Mortgage Delinquencies Expected to Drop in 2011

With mortgage delinquencies at a record high right now, it may be comforting to know that 2011 may be a better year.

The rate of mortgage delinquencies right now stands at about 6.2 percent. That number is quite high, but it is understandable when you consider the current economic climate. Some experts, however, are saying that the figure may drop in 2011.

TransUnion, one of the leading credit bureaus in the nation, released data earlier this week that states the rate of mortgage delinquencies may reach 4.98 percent by the end of 2011. In 2009, this level reached its peak at almost 7 percent. That was when mortgage lenders began to tighten its restrictions on offering credit to buyers who had dings on their credit or other factors that disqualified them from borrowing money to by a home.

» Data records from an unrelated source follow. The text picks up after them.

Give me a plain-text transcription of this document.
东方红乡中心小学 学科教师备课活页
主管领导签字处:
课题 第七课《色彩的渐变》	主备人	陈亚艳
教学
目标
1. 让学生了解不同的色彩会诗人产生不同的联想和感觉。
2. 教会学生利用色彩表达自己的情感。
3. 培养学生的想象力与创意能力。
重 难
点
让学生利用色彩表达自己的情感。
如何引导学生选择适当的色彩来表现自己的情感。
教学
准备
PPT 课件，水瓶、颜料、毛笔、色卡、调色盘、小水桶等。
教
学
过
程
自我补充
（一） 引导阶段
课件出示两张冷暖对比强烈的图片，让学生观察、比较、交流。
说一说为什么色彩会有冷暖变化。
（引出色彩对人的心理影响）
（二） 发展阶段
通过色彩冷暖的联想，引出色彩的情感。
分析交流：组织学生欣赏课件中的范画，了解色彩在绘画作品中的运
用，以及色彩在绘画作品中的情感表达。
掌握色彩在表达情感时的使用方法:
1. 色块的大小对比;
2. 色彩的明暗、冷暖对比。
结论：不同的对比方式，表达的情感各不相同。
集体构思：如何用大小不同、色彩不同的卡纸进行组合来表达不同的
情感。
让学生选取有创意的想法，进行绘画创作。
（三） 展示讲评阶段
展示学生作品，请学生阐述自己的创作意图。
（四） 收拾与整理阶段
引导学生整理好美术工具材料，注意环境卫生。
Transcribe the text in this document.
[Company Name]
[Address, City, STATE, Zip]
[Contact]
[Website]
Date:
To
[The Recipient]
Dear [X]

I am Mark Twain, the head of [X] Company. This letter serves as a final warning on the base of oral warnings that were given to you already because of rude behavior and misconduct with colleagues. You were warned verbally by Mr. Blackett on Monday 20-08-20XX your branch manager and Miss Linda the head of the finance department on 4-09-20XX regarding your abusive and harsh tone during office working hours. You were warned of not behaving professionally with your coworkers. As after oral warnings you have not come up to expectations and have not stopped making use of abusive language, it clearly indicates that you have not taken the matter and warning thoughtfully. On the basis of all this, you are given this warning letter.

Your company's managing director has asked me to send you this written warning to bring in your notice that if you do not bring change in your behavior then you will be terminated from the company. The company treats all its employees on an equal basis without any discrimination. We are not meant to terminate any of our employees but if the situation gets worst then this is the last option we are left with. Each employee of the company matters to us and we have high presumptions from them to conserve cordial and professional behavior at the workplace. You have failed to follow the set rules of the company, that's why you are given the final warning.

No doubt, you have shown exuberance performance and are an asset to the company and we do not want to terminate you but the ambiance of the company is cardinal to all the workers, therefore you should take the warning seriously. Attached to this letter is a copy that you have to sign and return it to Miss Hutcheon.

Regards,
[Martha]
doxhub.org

However, with that good news comes some bad news. TransUnion also states that the number of homeowners who have fallen at least 60 days overdue on their mortgage payment will still be higher than it has been in the past. That number is expected to rise from 1.5 percent to 2 percent, which will be the highest it has been since the bureau began tracking these numbers in 1971.

Steve Chaouki, a group vice president of TransUnion’s financial services, says that the falling rate of delinquencies is a good sign for the mortgage industry. And while things are looking up, Chaouki says that the industry has a long way to go before being “out of the woods.”

In addition to mortgage delinquency rates falling, TransUnion’s data also predicts that credit card delinquencies are going to fall but at a slower rate. By the end of 2010, about 0.75 percent of credit card holders are going to be at least 90 days delinquent on one or more of their credit cards. By the end of 2011, that rate is expected to drop to 0.67 percent. Part of the reason that credit card companies have lower rates of delinquencies is because they can control their losses better than the mortgage companies can. For one thing, they can reduce the credit lines of their riskier customers, which is something mortgage lenders cannot do.

Things are really starting to look up for the mortgage industry these days after a tough few years. But there is still a long way to go.